Pesquisa com plantas da Mata Atlântica busca combater patógeno capaz de infectar plantações de arroz, feijão, milho e soja

Uma pesquisa desenvolvida pela Escola Superior de Agricultura Luiz de Queiroz (Esalq) da USP, em Piracicaba, encontrou o que pode ser uma solução para combater o fungo Rhizoctonia solani, patógeno capaz de infectar plantações de arroz, feijão, milho e soja, entre outros, causando a podridão radicular.

Plantas de antúrio (Anthurium urvilleanum) localizadas na Mata Atlântica, na Ilha de Palmas, litoral paulista, conteriam uma actinobactéria (tipo de bactéria em forma de filamento), com potencial para controlar o crescimento do fungo.
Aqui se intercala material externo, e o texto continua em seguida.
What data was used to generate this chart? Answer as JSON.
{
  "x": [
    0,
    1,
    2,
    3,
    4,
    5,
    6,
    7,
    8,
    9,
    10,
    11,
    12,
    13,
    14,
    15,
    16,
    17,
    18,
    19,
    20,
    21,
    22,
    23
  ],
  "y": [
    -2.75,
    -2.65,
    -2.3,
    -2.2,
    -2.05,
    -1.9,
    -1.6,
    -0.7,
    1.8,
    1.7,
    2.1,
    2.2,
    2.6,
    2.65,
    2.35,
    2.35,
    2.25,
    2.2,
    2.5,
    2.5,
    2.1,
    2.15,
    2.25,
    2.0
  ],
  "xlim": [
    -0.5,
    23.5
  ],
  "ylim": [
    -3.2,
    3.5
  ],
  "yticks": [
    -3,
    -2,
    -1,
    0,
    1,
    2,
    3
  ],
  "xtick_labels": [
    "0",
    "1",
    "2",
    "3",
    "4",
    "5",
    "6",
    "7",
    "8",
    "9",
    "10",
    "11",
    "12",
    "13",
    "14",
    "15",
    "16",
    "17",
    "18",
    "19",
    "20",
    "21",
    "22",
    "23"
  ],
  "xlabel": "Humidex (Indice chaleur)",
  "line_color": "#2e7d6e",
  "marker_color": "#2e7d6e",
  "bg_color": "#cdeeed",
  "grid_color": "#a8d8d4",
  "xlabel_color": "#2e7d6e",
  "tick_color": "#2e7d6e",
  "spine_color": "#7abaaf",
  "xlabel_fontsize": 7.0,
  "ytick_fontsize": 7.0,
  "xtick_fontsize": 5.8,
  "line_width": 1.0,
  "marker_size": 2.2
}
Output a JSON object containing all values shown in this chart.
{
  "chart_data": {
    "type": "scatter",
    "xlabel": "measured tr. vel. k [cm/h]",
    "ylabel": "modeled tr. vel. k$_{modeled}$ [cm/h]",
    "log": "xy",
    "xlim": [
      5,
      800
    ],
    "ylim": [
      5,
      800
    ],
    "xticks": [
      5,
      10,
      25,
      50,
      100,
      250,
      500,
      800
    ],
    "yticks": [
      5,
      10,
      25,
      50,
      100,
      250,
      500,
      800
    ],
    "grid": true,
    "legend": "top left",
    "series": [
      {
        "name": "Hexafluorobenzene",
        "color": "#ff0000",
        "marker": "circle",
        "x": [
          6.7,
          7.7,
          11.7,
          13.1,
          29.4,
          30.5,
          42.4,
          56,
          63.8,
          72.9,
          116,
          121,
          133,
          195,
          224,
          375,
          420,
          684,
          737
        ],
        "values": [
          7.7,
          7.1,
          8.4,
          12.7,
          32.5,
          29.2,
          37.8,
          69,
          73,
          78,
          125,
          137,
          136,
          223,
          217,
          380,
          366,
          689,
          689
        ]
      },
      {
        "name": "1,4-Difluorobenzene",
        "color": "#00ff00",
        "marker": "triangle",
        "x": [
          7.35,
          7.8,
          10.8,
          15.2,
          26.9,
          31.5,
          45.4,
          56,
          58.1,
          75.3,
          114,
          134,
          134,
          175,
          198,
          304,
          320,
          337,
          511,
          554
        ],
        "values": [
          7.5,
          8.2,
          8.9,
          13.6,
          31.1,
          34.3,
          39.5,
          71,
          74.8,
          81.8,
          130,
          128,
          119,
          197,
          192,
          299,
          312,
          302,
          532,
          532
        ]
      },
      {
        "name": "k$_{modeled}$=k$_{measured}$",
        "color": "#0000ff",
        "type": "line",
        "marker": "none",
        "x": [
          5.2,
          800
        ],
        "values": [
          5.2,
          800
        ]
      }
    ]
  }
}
A Streptomyces lunalinharesii foi isolada em laboratório e cultivada in vitro. “Um dos fatores que despertaram nosso interesse por avaliar esta linhagem é que essa espécie de microrganismo é relativamente pouco estudada”, afirmou ao Jornal da USP a bióloga Naydja Moralles Maimone, autora da pesquisa.

Os detalhes são apresentados em artigo publicado na revista cientifica Microbiological Research.  Segundo Naydja é comum na área de pesquisa em produtos naturais de microrganismos que as buscas por novos compostos bioativos, incluindo os de possível aplicação agrícola, envolvam linhagens isoladas em localidades que haviam sido até então subexploradas, como é o caso das ilhas oceânicas, pois microrganismos pouco estudados podem representar grandes oportunidades para se encontrar compostos ainda não descritos na literatura.

O estudo trabalhou também com uma linhagem do fungo Rhizoctonia solani, que foi isolada de uma planta de orégano infectada e cedida pela Embrapa Meio Ambiente, em Jaguariúna (SP). “Este fungo pertence ao filo Basidiomycota e é um fitopatógeno de solo que afeta uma ampla gama de hospedeiros, incluindo diversas culturas economicamente importantes, tais como soja, arroz, feijão, batata, café, milho, gramados e pastagens”, descreve Naydja.

 

“Trata-se de uma espécie que pode causar doenças popularmente conhecidas como ‘tombamento’ ou ‘podridão radicular’, cujo principal sintoma é o estrangulamento da plântula [planta jovem] no nível do solo, logo após a germinação, e a ‘queima’ ou ‘mela das folhas’. No Brasil, por exemplo, perdas de até 60% em plantações de soja já foram atribuídas a este fungo.”

Inicialmente, foi realizado um teste de cocultivo, onde actinobactéria e fungo são colocados juntos para crescer na mesma placa, para avaliar a interação entre os microrganismos e ver se a actinobactéria seria capaz de inibir o crescimento do fitopatógeno. “Houve inibição a distância, o fungo parava de crescer ao se aproximar da colônia da actinobactéria”, aponta a bióloga.

“Constatamos que a linhagem da actinobactéria é potencial produtora de compostos de ação antibiótica, como a anisomicina e derivados, e de sideróforos, que são compostos que reconhecidamente têm papel relacionado ao antagonismo contra fitopatógenos do solo, além de metabólitos de outras classes químicas relevantes.”

 

Em seguida, para atestar o potencial antifúngico dos metabólitos da actinobactéria, os extratos obtidos do cultivo axênico e do cocultivo passaram pelo teste antifúngico conhecido como poisoned food contra o Rhizoctonia solani, no qual o extrato é incorporado no meio de cultivo onde o fungo é inoculado para crescer. “Ambos os extratos testados inibiram o crescimento do fungo, mas a inibição do extrato do cocultivo foi significativamente maior (88,43%) que a do cultivo isolado (axênico) da bactéria (50,83%)”, ressalta a bióloga. “Muitos dos compostos detectados em maior quantidade nos extratos do cocultivo em relação ao cultivo isolado da bactéria não estão presentes nos bancos de dados de produtos naturais. Sendo assim, levantamos a hipótese de que esta actinobactéria é potencial produtora de compostos ainda não conhecidos ou descritos na literatura.”

De acordo com Naydja, os resultados obtidos foram bastante promissores quanto à inibição do fungo avaliado, porém trata-se um trabalho inicial, com testes in vitro. “Mais estudos serão necessários para avaliar a eficácia da linhagem como controle biológico em aplicações no campo”, observa. “Mesmo assim, o trabalho nos mostra o quão elevado é o potencial biotecnológico dos microrganismos que podemos isolar no País, o que reflete a importância da preservação dos nossos ecossistemas e de mais estudos na área.”